The Second Amendment provides plenty of deterrent value against criminals provided it is honored in its original wording. Returning to that meaning will make returning police forces back to their investigatory role both practical and end their argument for the (ab)use of force in virtually every instance.
Cops are not heros and it's well past the time that we stop treating them as such. They're employees who take a job knowing damn well that, on relative terms, it might lead to injury or death. So does an ironworker building skyscrapers but you don't see him claiming hero status even though some of them do die and without them you wouldn't have that nice tall building to work or live in.
This sort of "hero worship" crap is not only corrosive it's corrupt at the core too, and those of you who practice or buy into it are not only part of the problem you're accessories after the fact to all of the brutality and obstruction of justice that takes place.
The solution to both the brutality and crime issues is right under our noses; the Framers gave it to us as they understood what had happened before, having been screwed over and abused by the police and military forces of the Crown.

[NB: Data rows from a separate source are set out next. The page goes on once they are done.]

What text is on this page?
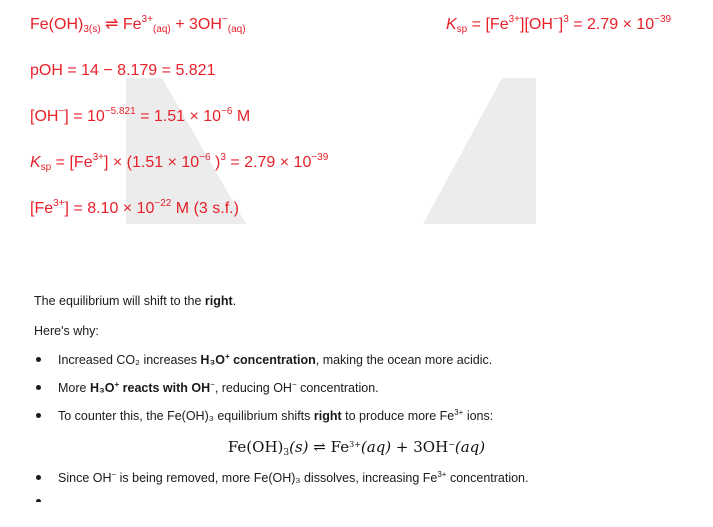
$Fe(OH)_{3(s)}$ ⇌ $Fe^{3+}_{(aq)} + 3OH^-_{(aq)}$	$K_{sp} = [Fe^{3+}][OH^-]^3 = 2.79 \times 10^{-39}$
pOH = 14 − 8.179 = 5.821
$[OH^-] = 10^{-5.821} = 1.51 \times 10^{-6}$ M
$K_{sp} = [Fe^{3+}] \times (1.51 \times 10^{-6}$ )$^3 = 2.79 \times 10^{-39}$
$[Fe^{3+}] = 8.10 \times 10^{-22}$ M (3 s.f.)

The equilibrium will shift to the right.

Here's why:

Increased CO₂ increases H₃O+ concentration, making the ocean more acidic.
More H₃O+ reacts with OH−, reducing OH− concentration.
To counter this, the Fe(OH)₃ equilibrium shifts right to produce more $Fe^{3+}$ ions:
$Fe(OH)_3(s)$ ⇌ $Fe^{3+}(aq) + 3OH^-(aq)$
Since OH− is being removed, more Fe(OH)₃ dissolves, increasing $Fe^{3+}$ concentration.
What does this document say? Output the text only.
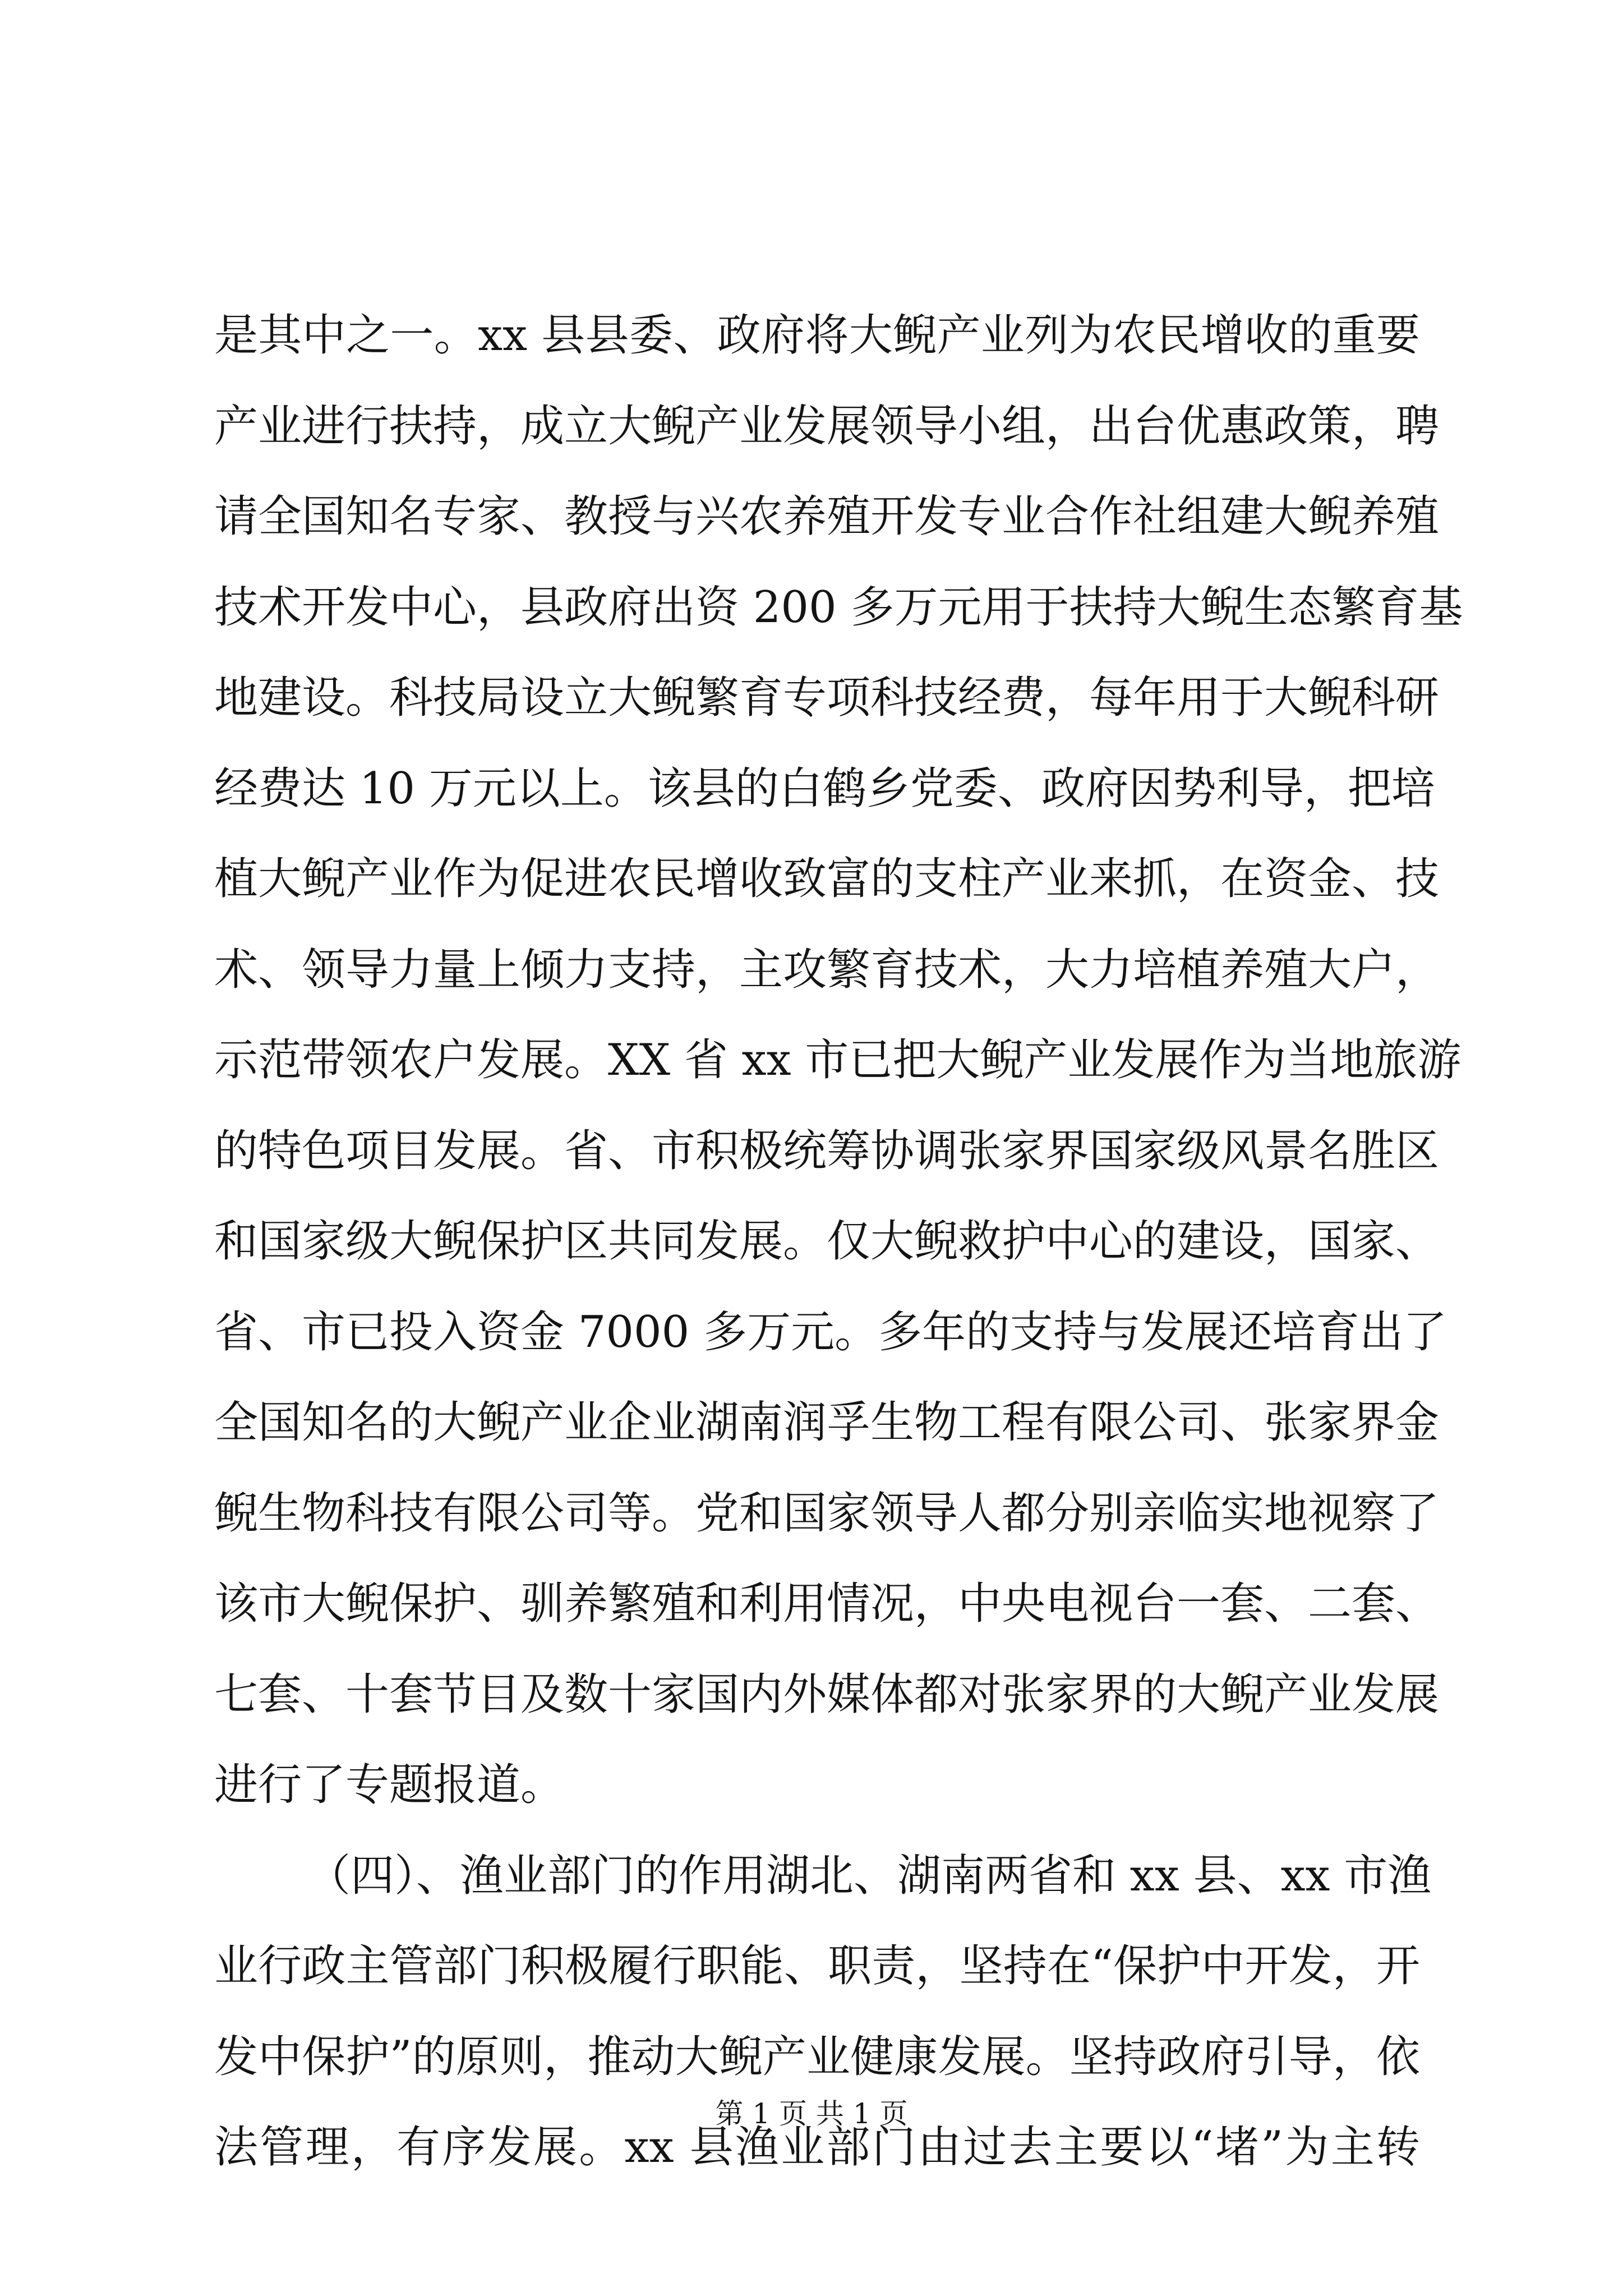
是其中之一。xx 县县委、政府将大鲵产业列为农民增收的重要
产业进行扶持，成立大鲵产业发展领导小组，出台优惠政策，聘
请全国知名专家、教授与兴农养殖开发专业合作社组建大鲵养殖
技术开发中心，县政府出资 200 多万元用于扶持大鲵生态繁育基
地建设。科技局设立大鲵繁育专项科技经费，每年用于大鲵科研
经费达 10 万元以上。该县的白鹤乡党委、政府因势利导，把培
植大鲵产业作为促进农民增收致富的支柱产业来抓，在资金、技
术、领导力量上倾力支持，主攻繁育技术，大力培植养殖大户，
示范带领农户发展。XX 省 xx 市已把大鲵产业发展作为当地旅游
的特色项目发展。省、市积极统筹协调张家界国家级风景名胜区
和国家级大鲵保护区共同发展。仅大鲵救护中心的建设，国家、
省、市已投入资金 7000 多万元。多年的支持与发展还培育出了
全国知名的大鲵产业企业湖南润孚生物工程有限公司、张家界金
鲵生物科技有限公司等。党和国家领导人都分别亲临实地视察了
该市大鲵保护、驯养繁殖和利用情况，中央电视台一套、二套、
七套、十套节目及数十家国内外媒体都对张家界的大鲵产业发展
进行了专题报道。
（四）、渔业部门的作用湖北、湖南两省和 xx 县、xx 市渔
业行政主管部门积极履行职能、职责，坚持在“保护中开发，开
发中保护”的原则，推动大鲵产业健康发展。坚持政府引导，依
法管理，有序发展。xx 县渔业部门由过去主要以“堵”为主转
第 1 页 共 1 页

Take back our streets folks. Demand the Second Amendment's clear language be respected everywhere, demand indictments and prison time every single time that a dashcam is erased or footage "disappears", put cameras on every officer that is on all the time they are on duty, forbid said officers any special privilege when not on duty and remove all pretense and claim of "hero" from those who have willingly taken on a job that does, and should, come with heightened scrutiny and attention paid to one's acts as they have profound impact upon the public.
It's time to end the police as we know them today and return them to the Mayberry era -- those officers and departments that refuse to accept this as their future must be disbanded.